Von Kerstin Völling

Reinbek
. Farhad Barazi schüttelt den Kopf. "Nein, vorher wusste ich nicht, was ein ,White Dinner' ist." Als er von dem "Abendessen in Weiß" hörte, habe er spontan eine Joghurt-Minz-Soße angerührt. "Ich dachte nämlich, auch das Essen müsste weiß sein", sagt er auf Englisch und lacht. Barazi, einer der 40 Flüchtlinge, die zur ersten Open-Air-Tafel im Krabbenkamp eingeladen wurden, amüsiert sich prächtig.

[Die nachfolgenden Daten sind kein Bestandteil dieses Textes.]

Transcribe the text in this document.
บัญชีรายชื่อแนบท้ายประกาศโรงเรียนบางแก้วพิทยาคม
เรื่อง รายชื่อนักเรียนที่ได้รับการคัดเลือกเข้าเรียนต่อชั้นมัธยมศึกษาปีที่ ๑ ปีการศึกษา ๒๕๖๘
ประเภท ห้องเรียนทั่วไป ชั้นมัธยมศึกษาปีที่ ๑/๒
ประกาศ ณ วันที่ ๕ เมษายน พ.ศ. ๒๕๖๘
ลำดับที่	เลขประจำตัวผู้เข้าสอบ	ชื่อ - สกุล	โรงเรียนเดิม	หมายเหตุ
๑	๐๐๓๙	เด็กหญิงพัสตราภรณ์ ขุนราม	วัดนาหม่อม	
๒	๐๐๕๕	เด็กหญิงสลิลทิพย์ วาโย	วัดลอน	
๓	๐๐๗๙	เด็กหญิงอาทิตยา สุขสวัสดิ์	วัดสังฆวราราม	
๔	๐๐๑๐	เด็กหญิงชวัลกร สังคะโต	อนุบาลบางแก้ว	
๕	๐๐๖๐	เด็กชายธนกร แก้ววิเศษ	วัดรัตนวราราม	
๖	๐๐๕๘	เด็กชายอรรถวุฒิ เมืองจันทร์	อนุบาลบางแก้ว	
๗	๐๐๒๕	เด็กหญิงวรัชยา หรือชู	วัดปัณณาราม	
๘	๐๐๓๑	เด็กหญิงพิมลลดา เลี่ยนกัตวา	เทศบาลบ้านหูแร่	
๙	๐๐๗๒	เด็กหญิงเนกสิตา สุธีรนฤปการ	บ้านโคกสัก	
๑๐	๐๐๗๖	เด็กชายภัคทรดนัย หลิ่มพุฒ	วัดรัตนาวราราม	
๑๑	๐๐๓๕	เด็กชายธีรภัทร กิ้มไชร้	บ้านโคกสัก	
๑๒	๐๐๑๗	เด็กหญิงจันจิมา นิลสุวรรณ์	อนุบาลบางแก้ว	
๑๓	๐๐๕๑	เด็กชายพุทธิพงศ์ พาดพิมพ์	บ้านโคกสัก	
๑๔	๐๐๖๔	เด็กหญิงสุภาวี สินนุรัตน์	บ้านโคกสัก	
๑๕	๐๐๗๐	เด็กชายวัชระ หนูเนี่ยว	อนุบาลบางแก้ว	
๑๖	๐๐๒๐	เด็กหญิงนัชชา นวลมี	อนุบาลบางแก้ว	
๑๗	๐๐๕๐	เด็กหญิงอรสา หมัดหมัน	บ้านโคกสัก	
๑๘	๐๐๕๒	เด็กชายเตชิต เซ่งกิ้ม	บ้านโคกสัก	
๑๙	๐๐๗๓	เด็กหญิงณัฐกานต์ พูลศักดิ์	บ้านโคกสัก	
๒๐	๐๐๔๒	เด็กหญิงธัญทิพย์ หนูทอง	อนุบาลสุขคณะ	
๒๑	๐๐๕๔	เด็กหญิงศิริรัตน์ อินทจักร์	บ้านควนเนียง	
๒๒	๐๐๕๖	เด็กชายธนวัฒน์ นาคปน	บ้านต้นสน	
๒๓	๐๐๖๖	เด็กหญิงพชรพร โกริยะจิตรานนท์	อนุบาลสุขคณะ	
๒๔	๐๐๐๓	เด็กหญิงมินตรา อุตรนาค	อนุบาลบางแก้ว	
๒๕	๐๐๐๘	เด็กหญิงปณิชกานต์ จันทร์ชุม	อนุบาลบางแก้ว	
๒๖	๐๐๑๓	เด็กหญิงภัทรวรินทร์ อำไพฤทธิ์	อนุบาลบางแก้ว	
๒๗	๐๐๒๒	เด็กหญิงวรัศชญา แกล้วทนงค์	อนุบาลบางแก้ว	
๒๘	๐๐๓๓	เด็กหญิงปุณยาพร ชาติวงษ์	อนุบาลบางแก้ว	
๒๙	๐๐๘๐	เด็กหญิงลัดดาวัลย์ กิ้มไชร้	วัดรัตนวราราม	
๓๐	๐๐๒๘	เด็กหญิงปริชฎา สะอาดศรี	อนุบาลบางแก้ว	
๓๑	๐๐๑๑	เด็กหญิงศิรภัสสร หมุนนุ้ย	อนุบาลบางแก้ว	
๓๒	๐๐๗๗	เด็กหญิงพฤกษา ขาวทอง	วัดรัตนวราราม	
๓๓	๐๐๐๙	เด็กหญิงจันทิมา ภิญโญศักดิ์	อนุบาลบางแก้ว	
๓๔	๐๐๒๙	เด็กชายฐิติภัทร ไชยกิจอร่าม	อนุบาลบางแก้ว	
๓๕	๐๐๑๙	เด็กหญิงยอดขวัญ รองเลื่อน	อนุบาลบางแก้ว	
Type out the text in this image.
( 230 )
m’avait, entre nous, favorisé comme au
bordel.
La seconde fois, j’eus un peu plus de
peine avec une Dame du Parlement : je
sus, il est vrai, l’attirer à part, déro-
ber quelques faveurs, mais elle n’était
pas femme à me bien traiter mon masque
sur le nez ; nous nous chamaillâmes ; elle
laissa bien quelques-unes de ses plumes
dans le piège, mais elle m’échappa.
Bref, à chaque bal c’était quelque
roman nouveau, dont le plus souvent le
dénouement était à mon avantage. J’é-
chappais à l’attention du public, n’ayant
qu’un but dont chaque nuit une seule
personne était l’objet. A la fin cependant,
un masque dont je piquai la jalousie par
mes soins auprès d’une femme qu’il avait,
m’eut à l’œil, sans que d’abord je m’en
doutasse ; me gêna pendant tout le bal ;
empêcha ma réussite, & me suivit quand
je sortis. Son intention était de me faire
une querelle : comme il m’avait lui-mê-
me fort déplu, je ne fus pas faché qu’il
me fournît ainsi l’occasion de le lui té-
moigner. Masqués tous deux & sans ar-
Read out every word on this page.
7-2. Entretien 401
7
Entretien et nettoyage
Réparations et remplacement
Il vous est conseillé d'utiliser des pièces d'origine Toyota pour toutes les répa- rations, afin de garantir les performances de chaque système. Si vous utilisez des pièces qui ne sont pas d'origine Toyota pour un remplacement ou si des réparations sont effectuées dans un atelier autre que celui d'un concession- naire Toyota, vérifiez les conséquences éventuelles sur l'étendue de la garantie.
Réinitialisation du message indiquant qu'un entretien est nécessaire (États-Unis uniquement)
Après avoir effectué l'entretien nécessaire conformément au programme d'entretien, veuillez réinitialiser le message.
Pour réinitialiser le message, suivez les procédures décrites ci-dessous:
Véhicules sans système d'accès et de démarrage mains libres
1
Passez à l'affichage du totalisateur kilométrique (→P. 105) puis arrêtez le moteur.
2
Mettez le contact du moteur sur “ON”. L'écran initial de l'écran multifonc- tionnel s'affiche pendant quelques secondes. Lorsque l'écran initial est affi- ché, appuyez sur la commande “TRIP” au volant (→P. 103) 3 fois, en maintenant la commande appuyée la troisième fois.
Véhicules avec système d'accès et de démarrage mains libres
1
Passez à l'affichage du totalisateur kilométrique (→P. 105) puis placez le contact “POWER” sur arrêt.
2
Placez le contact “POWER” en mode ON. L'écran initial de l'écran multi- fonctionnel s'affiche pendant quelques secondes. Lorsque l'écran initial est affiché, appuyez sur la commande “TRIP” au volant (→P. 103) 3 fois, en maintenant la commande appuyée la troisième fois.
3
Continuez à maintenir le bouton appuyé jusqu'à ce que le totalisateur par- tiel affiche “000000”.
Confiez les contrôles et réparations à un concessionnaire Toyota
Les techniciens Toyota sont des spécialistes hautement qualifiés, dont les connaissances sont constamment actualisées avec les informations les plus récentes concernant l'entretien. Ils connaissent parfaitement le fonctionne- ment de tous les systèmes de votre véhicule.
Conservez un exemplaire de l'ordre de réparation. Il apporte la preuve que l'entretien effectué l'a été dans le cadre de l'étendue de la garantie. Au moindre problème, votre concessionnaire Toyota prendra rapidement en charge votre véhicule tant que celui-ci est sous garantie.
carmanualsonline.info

Er probiert vom Schafskäsesalat seiner Nachbarin und achtet darauf, dass Oliver Klinck und seine Frau Nicole, die ihm gegenüber sitzen, etwas davon abbekommen.

"Ich bin ein kommunikativer Typ", sagt Barazi. "Insofern finde ich diese Aktion super und freue mich, viele Leute aus dem Krabbenkamp kennenzulernen." Ein paar Worte Deutsch könne er auch schon. "Die hat mir Frau Klinck beigebracht", sagt der Syrer stolz.

Nicole Klinck engagiert sich ehrenamtlich für die Flüchtlinge, übernimmt Fahrdienste und unterrichtet Deutsch. Aber nicht nur die Flüchtlinge sollten die Krabbenkamper beim ersten "White Dinner" auf dem Bolzplatz kennenlernen, sondern auch den Rest ihrer Nachbarschaft.

"Mein Mann und ich sind beide voll berufstätig. Wir haben keine Kinder und keinen Hund, insofern kennen wir hier immer noch recht wenig Leute", sagt Initiatorin Anke Ludwig, die seit sieben Jahren im Krabbenkamp wohnt. "Ich wollte immer schon bei einem ,White Dinner' mitmachen. Hamburg ist aber zu weit, weil man ja Tisch, Stühle und die Verpflegung selbst zum Dinner mitbringen muss." Da sei ihr die Idee gekommen, das Ganze doch quasi vor der Haustür zu veranstalten. "Nachdem ich mir der Unterstützung von Nachbarn wie Bernd Gebert und seiner Frau Dörte sicher sein konnte, dachte ich mir: Das mach ich!"

Mit dem Ergebnis sei sie hochzufrieden: "Über 100 sind gekommen!" Und das Nachbarschaftsfest in komplett weißer Kleidung sollte später weit in die Abendstunden reichen. Erst bei Kerzenlicht klang es aus.

Derweil beteuert Khaled Entabi, dass ihm auch das deutsche Essen schmeckt. "Egal, ob Kartoffeln oder Fleisch, ich finde alles lecker!", sagt er. Das mit dem Fleisch kann Angelika Fleischer nur bestätigen. "Ich hatte Hühnerbeine zubereitet. Die gingen so schnell weg, dass ich jetzt schon auf dem Trockenen sitze", sagt sie mit einem Augenzwinkern. Und das, obwohl die Syrer auch ein ganzes Backblech mit einem Hühnchen-Kartoffel-Gericht mitgebracht hatten. Fischer weiß, dass nicht alle Anwohner des Krabbenkamps von der White-Dinner-Idee begeistert waren. "Es gibt welche, die nichts mit den Flüchtlingen zu tun haben wollen. Aber es gibt immer solche und solche, da darf man sich nicht von beeinflussen lassen. Wir hier wollen jedenfalls keinen Hass", sagt Fleischer. Sie wohne direkt an den Unterkünften für die Asylsuchenden. "Wenn die Flüchtlinge mich sehen, grüßen sie mich immer freundlich. Das schaffen manche andere Nachbarn nicht."

Veranstalterin Ludwig findet das Dinner jedenfalls so gelungen, dass sie erwägt, im kommenden Jahr eine Neuauflage zu starten. "Es wurden viele Telefonnummern ausgetauscht. Nun wissen wir auch, wer im Krabbenkamp die gleichen Interessen hat wie wir."